A remote control car is traveling in a straight line with a constant acceleration of \( 2 \mathrm{ft} / \mathrm{sec}^{2} \). If the initial position (at \( t=0 \) ) is 0 ft and the initial velocity is \( 1 \mathrm{ft} / \mathrm{sec} \), find the position at \( t=4 \) seconds. [ ? ] ft .

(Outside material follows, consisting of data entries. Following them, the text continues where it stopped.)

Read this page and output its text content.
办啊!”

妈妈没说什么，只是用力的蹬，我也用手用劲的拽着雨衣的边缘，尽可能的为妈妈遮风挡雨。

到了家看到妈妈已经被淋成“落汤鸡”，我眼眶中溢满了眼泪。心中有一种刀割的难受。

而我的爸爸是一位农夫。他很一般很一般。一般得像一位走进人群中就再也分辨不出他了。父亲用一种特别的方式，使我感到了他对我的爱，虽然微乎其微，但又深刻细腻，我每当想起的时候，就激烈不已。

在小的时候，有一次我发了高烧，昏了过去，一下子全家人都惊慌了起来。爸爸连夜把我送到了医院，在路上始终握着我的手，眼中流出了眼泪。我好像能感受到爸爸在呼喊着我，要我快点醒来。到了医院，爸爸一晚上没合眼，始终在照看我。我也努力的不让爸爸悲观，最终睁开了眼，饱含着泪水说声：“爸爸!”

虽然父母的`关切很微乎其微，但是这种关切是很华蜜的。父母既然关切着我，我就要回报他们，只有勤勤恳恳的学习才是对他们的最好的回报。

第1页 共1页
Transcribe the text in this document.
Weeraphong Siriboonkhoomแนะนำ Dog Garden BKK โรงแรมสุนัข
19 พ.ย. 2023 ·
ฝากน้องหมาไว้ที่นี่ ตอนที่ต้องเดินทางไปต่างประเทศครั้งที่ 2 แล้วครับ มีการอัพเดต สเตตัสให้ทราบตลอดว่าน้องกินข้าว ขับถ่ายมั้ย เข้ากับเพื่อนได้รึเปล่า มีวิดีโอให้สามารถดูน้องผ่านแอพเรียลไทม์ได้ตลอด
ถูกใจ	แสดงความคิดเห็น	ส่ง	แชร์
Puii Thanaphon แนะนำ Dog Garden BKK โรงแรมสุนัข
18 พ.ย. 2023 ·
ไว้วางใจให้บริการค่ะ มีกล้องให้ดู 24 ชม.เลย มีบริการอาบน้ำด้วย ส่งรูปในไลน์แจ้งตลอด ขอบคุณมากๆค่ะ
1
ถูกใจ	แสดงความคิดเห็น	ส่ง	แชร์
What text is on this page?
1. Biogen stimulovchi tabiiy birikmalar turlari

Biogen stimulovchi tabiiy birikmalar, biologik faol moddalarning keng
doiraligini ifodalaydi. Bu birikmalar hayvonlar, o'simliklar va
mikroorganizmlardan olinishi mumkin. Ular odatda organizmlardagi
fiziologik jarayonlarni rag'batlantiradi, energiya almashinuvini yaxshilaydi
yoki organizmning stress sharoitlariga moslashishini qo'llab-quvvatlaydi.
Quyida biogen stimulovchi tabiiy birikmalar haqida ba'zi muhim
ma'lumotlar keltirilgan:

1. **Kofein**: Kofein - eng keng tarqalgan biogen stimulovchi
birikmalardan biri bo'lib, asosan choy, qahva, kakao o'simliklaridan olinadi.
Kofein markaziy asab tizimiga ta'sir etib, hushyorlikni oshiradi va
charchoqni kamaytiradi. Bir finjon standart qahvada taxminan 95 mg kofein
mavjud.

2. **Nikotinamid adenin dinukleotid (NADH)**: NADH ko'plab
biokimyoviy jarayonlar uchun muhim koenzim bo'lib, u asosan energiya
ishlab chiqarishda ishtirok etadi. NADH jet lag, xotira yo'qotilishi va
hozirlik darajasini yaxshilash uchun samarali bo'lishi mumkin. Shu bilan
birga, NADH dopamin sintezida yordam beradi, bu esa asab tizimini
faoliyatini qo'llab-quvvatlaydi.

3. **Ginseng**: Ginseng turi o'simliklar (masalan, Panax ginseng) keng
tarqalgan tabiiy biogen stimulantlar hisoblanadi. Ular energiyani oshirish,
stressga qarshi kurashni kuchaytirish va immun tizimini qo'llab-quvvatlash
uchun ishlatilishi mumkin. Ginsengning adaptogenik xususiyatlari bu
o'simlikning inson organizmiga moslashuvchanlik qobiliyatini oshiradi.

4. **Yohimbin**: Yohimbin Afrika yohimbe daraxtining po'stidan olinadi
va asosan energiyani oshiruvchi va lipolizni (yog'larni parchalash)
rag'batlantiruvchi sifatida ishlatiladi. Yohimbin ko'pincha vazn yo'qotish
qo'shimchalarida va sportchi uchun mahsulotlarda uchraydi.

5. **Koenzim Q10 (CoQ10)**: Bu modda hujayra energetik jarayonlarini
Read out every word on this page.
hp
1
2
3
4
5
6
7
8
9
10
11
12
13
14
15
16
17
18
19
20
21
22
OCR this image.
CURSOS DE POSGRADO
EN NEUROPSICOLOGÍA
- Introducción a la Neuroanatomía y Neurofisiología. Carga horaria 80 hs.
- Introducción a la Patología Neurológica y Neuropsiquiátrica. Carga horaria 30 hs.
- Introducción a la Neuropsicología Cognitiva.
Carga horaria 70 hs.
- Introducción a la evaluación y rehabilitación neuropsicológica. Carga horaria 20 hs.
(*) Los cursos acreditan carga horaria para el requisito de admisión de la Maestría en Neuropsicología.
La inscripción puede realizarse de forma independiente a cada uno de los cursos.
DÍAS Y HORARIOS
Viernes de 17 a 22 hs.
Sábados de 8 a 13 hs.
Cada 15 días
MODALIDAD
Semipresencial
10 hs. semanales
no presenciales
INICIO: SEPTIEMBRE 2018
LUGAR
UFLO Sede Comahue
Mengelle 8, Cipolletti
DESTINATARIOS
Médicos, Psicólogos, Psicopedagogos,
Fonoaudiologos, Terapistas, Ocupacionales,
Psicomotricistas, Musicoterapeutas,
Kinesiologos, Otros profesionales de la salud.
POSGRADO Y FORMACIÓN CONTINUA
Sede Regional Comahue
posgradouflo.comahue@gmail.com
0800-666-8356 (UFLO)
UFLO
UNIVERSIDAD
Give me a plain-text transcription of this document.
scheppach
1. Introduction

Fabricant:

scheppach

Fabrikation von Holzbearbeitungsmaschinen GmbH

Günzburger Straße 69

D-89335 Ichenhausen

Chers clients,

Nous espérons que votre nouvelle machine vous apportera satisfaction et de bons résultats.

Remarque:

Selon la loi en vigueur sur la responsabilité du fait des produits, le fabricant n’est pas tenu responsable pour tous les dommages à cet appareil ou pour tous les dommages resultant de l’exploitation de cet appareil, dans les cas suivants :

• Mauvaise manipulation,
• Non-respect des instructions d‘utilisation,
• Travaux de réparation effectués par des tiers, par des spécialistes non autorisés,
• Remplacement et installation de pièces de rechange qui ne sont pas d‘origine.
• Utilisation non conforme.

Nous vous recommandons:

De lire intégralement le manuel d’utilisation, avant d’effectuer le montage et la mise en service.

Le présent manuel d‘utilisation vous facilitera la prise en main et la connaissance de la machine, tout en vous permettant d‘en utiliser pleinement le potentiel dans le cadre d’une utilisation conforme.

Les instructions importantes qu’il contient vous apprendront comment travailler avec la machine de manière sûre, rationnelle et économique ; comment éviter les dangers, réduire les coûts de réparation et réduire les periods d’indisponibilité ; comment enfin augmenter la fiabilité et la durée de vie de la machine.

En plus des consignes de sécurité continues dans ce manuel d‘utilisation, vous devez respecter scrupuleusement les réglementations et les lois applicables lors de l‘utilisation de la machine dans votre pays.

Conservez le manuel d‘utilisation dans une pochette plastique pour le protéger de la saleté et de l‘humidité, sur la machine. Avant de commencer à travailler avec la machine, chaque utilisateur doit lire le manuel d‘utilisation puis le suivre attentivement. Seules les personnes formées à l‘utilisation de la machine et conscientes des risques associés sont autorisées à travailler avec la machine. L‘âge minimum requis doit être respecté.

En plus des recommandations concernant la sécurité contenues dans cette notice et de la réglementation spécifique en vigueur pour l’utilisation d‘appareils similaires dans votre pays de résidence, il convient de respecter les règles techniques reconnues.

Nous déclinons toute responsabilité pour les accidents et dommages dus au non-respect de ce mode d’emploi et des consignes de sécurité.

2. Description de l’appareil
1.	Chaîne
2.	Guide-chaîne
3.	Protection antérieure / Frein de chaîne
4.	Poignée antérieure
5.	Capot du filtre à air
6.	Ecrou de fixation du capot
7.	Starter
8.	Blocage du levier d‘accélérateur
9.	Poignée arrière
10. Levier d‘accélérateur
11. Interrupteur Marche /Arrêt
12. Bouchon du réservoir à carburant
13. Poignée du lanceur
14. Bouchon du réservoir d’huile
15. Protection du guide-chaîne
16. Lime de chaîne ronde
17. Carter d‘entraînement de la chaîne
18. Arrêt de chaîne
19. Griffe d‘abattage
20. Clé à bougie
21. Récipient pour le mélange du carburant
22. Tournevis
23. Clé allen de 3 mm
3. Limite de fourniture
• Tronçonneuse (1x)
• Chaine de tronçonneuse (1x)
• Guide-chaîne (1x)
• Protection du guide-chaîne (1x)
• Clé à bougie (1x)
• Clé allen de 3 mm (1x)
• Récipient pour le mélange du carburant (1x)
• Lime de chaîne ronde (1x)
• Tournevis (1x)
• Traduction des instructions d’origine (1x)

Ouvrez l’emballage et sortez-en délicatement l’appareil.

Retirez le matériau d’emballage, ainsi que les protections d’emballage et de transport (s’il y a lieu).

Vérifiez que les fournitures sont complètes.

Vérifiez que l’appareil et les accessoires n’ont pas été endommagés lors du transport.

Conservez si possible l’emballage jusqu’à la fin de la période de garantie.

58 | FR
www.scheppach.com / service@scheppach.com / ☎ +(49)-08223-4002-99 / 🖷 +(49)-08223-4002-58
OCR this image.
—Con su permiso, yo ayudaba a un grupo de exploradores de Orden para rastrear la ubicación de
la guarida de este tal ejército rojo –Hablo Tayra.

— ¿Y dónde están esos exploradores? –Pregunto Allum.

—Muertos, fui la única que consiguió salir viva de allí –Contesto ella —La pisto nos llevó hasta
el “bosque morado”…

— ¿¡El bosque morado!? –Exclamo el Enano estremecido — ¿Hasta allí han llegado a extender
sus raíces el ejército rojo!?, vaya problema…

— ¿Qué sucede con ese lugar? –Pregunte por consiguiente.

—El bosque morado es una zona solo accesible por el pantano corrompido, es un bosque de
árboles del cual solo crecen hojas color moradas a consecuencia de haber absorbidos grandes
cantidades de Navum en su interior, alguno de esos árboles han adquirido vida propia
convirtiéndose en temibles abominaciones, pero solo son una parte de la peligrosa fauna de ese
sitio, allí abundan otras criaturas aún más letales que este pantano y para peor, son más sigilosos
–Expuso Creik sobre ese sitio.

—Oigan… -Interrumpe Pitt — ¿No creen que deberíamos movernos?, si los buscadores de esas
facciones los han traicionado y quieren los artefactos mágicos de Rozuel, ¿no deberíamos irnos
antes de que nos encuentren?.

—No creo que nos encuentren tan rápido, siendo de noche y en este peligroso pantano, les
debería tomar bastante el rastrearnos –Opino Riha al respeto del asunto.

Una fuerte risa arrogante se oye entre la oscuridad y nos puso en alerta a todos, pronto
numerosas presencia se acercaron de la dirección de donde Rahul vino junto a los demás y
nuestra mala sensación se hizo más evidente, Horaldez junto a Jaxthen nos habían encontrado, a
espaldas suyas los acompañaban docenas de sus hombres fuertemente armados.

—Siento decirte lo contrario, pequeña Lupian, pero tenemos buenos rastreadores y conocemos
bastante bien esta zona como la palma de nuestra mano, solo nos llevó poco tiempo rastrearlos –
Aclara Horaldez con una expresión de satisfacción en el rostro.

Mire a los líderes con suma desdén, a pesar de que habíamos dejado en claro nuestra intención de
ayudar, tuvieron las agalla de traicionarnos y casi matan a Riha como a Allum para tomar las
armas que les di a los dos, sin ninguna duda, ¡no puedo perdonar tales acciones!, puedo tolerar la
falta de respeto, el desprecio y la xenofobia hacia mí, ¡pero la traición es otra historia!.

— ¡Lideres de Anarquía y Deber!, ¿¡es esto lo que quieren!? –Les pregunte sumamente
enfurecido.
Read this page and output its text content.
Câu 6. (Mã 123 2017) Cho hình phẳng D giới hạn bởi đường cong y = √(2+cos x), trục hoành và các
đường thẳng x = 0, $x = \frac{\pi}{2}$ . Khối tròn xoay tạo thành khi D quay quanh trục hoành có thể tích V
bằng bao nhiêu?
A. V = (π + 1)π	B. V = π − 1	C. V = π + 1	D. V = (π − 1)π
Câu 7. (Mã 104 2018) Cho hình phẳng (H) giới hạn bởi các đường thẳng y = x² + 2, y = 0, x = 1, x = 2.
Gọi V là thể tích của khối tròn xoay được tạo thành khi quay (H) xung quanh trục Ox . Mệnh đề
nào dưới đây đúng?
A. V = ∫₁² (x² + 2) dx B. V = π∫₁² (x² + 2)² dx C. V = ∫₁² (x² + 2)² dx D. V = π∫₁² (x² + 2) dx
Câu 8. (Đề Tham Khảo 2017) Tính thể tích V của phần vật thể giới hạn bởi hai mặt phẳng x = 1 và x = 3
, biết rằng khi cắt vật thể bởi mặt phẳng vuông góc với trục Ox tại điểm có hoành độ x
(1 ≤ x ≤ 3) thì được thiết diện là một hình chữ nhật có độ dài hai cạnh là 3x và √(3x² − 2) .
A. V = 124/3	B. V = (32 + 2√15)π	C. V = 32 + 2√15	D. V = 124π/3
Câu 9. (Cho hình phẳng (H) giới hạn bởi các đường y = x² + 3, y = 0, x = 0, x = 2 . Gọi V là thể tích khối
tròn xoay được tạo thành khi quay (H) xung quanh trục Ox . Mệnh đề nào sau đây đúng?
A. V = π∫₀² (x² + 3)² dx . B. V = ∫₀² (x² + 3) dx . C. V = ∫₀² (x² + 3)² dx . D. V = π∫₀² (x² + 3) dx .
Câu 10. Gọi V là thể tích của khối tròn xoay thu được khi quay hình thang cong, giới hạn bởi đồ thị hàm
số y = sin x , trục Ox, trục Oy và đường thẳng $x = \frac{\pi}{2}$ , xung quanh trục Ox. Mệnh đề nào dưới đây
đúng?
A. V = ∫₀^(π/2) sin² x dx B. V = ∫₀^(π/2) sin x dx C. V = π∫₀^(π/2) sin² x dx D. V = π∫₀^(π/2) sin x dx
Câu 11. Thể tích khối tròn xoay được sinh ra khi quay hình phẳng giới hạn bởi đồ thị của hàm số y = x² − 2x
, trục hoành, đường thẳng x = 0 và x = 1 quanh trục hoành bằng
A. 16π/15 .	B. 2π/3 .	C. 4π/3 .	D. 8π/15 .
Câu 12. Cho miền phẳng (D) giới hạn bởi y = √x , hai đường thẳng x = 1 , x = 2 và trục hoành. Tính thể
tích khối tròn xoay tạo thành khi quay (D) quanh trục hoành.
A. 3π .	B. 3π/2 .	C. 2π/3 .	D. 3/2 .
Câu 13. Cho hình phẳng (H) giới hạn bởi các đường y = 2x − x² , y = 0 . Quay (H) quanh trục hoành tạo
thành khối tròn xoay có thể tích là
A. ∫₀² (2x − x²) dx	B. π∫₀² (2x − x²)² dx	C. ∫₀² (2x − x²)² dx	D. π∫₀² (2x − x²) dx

To find the position of the remote control car at \( t = 4 \) seconds, we can use the kinematic equation for position: \[ s(t) = s_0 + v_0 t + \frac{1}{2} a t^2 \] where: - \( s(t) \) is the position at time \( t \), - \( s_0 \) is the initial position, - \( v_0 \) is the initial velocity, - \( a \) is the acceleration. Given: - \( s_0 = 0 \) ft (initial position), - \( v_0 = 1 \) ft/s (initial velocity), - \( a = 2 \) ft/s² (acceleration), - \( t = 4 \) seconds. Now we can plug in the values: \[ s(4) = 0 + (1)(4) + \frac{1}{2}(2)(4^2) \] Calculating \( s(4) \): \[ s(4) = 4 + \frac{1}{2}(2)(16) \] \[ s(4) = 4 + (1)(16) \] \[ s(4) = 4 + 16 \] \[ s(4) = 20 \text{ ft} \] Thus, the position of the remote control car at \( t = 4 \) seconds is \( 20 \) ft.